Definition
Attention is the mechanism that lets a neural network weigh how much each part of the input matters when processing a given element. Rather than treating every token in a sentence as equally relevant, an attention layer learns, for each token, a set of weights over all the other tokens — focusing computation on what is contextually important. It is the core operation inside the transformer architecture and the reason modern language models can keep track of meaning across long stretches of text.
The query-key-value formulation
Attention is usually described with three learned projections of each token. The query represents what the current token is “looking for.” Each token also exposes a key, representing what it can offer, and a value, the actual content to be retrieved. To process a token, the model compares its query against every key to produce a similarity score, normalises those scores into weights (via softmax), and then takes a weighted sum of the values. The result is a new representation of that token that has absorbed information from the tokens most relevant to it. Done for every token at once, this is a fast, parallel matrix operation.
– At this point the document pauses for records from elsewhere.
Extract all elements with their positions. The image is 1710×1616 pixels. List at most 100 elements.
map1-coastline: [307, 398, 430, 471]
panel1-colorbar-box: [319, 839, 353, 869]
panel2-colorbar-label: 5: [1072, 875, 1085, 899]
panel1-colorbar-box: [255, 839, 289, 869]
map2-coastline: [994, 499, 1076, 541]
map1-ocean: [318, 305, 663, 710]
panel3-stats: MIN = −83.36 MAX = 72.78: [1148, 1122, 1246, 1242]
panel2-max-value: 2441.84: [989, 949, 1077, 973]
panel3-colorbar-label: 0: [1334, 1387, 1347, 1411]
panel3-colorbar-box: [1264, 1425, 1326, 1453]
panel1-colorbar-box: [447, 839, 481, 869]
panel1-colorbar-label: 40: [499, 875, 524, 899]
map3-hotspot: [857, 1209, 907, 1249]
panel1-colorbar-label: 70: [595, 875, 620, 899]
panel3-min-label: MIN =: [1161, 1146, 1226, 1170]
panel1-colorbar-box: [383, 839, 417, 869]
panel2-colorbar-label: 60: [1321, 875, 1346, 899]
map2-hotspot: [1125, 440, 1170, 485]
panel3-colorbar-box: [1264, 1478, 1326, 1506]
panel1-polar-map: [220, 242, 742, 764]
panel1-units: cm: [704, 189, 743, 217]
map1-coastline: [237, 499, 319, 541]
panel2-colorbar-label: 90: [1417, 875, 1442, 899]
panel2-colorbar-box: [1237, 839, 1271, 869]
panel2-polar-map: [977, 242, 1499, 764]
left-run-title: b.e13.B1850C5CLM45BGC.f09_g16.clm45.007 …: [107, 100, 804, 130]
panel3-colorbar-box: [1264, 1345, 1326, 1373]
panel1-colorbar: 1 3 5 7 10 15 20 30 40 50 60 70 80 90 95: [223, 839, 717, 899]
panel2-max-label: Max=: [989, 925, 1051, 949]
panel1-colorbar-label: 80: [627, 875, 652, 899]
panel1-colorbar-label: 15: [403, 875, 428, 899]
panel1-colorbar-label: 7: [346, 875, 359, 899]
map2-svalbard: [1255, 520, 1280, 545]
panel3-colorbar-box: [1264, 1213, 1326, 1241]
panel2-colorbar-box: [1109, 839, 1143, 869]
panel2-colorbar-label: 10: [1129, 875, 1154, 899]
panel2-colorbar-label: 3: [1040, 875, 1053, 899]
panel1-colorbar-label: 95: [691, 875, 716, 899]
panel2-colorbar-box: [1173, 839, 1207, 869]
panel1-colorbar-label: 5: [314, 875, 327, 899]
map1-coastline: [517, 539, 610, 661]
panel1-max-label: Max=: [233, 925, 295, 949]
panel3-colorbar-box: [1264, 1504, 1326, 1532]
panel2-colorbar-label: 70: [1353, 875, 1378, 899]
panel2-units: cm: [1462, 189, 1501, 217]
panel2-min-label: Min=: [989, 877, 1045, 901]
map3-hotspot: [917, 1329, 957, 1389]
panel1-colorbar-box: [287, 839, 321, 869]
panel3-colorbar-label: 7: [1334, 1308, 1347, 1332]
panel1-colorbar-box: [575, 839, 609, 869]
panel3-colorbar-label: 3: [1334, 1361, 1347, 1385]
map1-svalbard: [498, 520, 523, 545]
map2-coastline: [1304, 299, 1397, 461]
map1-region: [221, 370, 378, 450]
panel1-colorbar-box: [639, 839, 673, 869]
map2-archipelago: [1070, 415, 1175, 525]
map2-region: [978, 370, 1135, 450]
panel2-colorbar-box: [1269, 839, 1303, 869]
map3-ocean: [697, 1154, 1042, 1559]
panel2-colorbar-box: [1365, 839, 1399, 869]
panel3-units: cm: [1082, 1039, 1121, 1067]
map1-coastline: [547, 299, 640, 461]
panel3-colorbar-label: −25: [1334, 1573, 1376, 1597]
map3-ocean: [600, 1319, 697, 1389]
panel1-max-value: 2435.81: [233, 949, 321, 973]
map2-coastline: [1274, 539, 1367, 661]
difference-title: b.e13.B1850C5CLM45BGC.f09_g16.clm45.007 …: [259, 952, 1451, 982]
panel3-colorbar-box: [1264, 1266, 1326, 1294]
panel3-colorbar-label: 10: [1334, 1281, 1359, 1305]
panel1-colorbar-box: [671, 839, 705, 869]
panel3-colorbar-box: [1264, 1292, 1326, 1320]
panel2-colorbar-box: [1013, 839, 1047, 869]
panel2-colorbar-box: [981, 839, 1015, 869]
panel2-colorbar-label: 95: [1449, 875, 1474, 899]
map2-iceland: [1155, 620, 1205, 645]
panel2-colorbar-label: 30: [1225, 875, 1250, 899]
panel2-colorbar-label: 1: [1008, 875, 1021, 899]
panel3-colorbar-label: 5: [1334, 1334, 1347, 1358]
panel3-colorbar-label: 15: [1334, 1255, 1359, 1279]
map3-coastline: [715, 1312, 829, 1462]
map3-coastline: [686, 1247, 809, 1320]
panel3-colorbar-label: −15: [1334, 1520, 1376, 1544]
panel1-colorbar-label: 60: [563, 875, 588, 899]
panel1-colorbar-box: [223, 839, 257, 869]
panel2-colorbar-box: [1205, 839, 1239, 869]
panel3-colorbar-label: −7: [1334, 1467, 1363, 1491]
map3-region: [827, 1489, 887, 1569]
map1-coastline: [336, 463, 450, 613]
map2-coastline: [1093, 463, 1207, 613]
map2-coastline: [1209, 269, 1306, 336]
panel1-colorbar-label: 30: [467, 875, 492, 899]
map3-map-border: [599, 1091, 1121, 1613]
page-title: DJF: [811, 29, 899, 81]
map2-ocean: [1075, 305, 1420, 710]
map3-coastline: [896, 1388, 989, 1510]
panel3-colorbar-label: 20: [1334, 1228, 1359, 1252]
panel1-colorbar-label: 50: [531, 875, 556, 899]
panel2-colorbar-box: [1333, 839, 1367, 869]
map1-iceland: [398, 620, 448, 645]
Self-attention vs cross-attention
Self-attention applies this process within a single sequence: every token attends to every other token in the same input, building a context-aware understanding of the sentence — letting the word “it” pull meaning from the noun it refers to, for instance. Cross-attention instead connects two different sequences: a decoder generating a translation can attend to the encoded source sentence, linking the output it is producing to the input it is reading. Self-attention builds internal context; cross-attention bridges separate information streams.
Multi-head attention
A single attention pass captures one kind of relationship. Transformers run several in parallel — multi-head attention — where each “head” learns its own query, key, and value projections and can specialise in a different pattern: one head might track grammatical subjects, another long-range references, another local word order. Their outputs are combined, giving the model a richer, multi-faceted view of how tokens relate. This redundancy and specialisation is a large part of why transformers are so capable.
Why it mattered
Before attention, sequence models were mostly recurrent, processing tokens one at a time and passing a running state forward. That made them slow and poor at linking words far apart, since information had to survive many sequential steps. Attention compares all tokens directly and in parallel, capturing long-range dependencies in a single operation and mapping cleanly onto the parallel hardware that trains large models. The 2017 paper “Attention Is All You Need” showed that attention alone — no recurrence — could outperform prior approaches, and the transformers it introduced became the foundation of virtually every modern large language model.